Tek başına iktidar olabilselerdi, ülkeyi parçalanmaya kadar götürecek  ‘çözüm süreci’ni vites büyüterek devam ettireceklerdi…


Şimdi..


Aynı kadrolar ve müfrezeler terörü lânetliyorlar.. koro hâlinde.. koro hâlinde “Güneydoğu’da dağlara bahar geldi.. insanlar akın akın şenliklere gidiyor, emân yurdu hâline geldi.. Öcalan ölümü değil hayâtı seçti..”  ve bunlar gibi daha nice hamâkat ve ihânet cümleleri kuranlar yine koro hâlinde yani sürü hâlinde PKK-HDP lânetlemeleri yazıyorlar, konuşuyorlar…
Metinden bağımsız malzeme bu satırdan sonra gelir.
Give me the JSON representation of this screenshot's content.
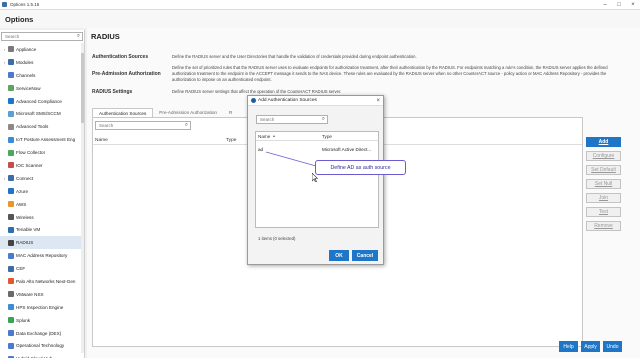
{
  "window": {
    "title": "Options 1.5.15"
  },
  "header": {
    "title": "Options"
  },
  "sidebar": {
    "search_placeholder": "Search",
    "items": [
      {
        "label": "Appliance",
        "arrow": "›",
        "color": "#7a7a7a"
      },
      {
        "label": "Modules",
        "arrow": "›",
        "color": "#3a6ea5"
      },
      {
        "label": "Channels",
        "arrow": "",
        "color": "#4b7bd0"
      },
      {
        "label": "ServiceNow",
        "arrow": "",
        "color": "#5ea35e"
      },
      {
        "label": "Advanced Compliance",
        "arrow": "",
        "color": "#1f76c6"
      },
      {
        "label": "Microsoft SMS/SCCM",
        "arrow": "",
        "color": "#5aa0d6"
      },
      {
        "label": "Advanced Tools",
        "arrow": "",
        "color": "#8a8a8a"
      },
      {
        "label": "IoT Posture Assessment Eng",
        "arrow": "",
        "color": "#3a8dd6"
      },
      {
        "label": "Flow Collector",
        "arrow": "",
        "color": "#49a85c"
      },
      {
        "label": "IOC Scanner",
        "arrow": "",
        "color": "#c74d4d"
      },
      {
        "label": "Connect",
        "arrow": "›",
        "color": "#3a6ea5"
      },
      {
        "label": "Azure",
        "arrow": "",
        "color": "#1f76c6"
      },
      {
        "label": "AWS",
        "arrow": "",
        "color": "#e8962e"
      },
      {
        "label": "Wireless",
        "arrow": "",
        "color": "#555555"
      },
      {
        "label": "Tenable VM",
        "arrow": "",
        "color": "#2b6fb0"
      },
      {
        "label": "RADIUS",
        "arrow": "",
        "color": "#444444",
        "selected": true
      },
      {
        "label": "MAC Address Repository",
        "arrow": "",
        "color": "#4b7bd0"
      },
      {
        "label": "CEF",
        "arrow": "",
        "color": "#3a6ea5"
      },
      {
        "label": "Palo Alto Networks Next-Gen",
        "arrow": "",
        "color": "#e05a2b"
      },
      {
        "label": "VMware NSX",
        "arrow": "",
        "color": "#6a6a6a"
      },
      {
        "label": "HPS Inspection Engine",
        "arrow": "",
        "color": "#3a8dd6"
      },
      {
        "label": "Splunk",
        "arrow": "",
        "color": "#3aa35a"
      },
      {
        "label": "Data Exchange (DEX)",
        "arrow": "",
        "color": "#4b7bd0"
      },
      {
        "label": "Operational Technology",
        "arrow": "",
        "color": "#4b7bd0"
      },
      {
        "label": "Hybrid Cloud Hub",
        "arrow": "",
        "color": "#4b7bd0"
      }
    ]
  },
  "main": {
    "title": "RADIUS",
    "descriptions": [
      {
        "label": "Authentication Sources",
        "text": "Define the RADIUS server and the User Directories that handle the validation of credentials provided during endpoint authentication."
      },
      {
        "label": "Pre-Admission Authorization",
        "text": "Define the set of prioritized rules that the RADIUS server uses to evaluate endpoints for authorization treatment, after their authentication by the RADIUS. For endpoints matching a rule's condition, the RADIUS server applies the defined authorization treatment to the endpoint in the ACCEPT message it sends to the NAS device. These rules are evaluated by the RADIUS server when no other CounterACT source - policy action or MAC Address Repository - provides the authorization to impose on an authenticated endpoint."
      },
      {
        "label": "RADIUS Settings",
        "text": "Define RADIUS server settings that affect the operation of the CounterACT RADIUS server."
      }
    ],
    "tabs": [
      "Authentication Sources",
      "Pre-Admission Authorization",
      "R"
    ],
    "table_search_placeholder": "Search",
    "table_columns": [
      "Name",
      "Type"
    ],
    "side_buttons": [
      {
        "label": "Add",
        "primary": true
      },
      {
        "label": "Configure"
      },
      {
        "label": "Set Default"
      },
      {
        "label": "Set Null"
      },
      {
        "label": "Join"
      },
      {
        "label": "Test"
      },
      {
        "label": "Remove"
      }
    ],
    "bottom_buttons": [
      "Help",
      "Apply",
      "Undo"
    ]
  },
  "dialog": {
    "title": "Add Authentication Sources",
    "close_glyph": "×",
    "search_placeholder": "Search",
    "columns": {
      "name": "Name",
      "sort_indicator": "▲",
      "type": "Type"
    },
    "rows": [
      {
        "name": "ad",
        "type": "Microsoft Active Direct..."
      }
    ],
    "status": "1 items (0 selected)",
    "ok_label": "OK",
    "cancel_label": "Cancel"
  },
  "annotation": {
    "text": "Define AD as auth source"
  }
}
Korucular infâz edilirken tek tek.. çarşı ortasında askerlerimiz infâz edilirken susuyorlardı… görmezden geliyorlardı.. “kandan beslenenlerin provokasyonları” diyorlardı PKK’yı fâil olmaktan çıkarmak için.. ‘paralel parmağı’ arıyorlardı PKK’yı mâsumlaştırmak için.. “hayvanlar bile anladı çözüm sürecini” diyorlardı.. Apo’ya teşekkür ediyordu hükümetin vâlileri…


Ne oldu?


Ne değişti?


Hiçbir şey.. PKK bu milletin evlâtlarının ve Kürtlerin de kâtili bir örgüt.. akıtabildiği kan miktarınca varlığını sürdürebilecek bir terör örgütü.. dün de öyleydi.. bugün de öyle.. yarın da öyle olacak… HDP ise PKK’nın terörü besleyen siyâsî kanadı.. dün de öyleydi.. bugün de öyle.. yarın da öyle olacak…


Ne oldu?


Ne değişti?


Hiç!


Değişen tek şey… Sandık ne 4 yüz milletvekili verdi ‘çözüm süreci’nin sâhiplerine, ne de tek başına iktidar!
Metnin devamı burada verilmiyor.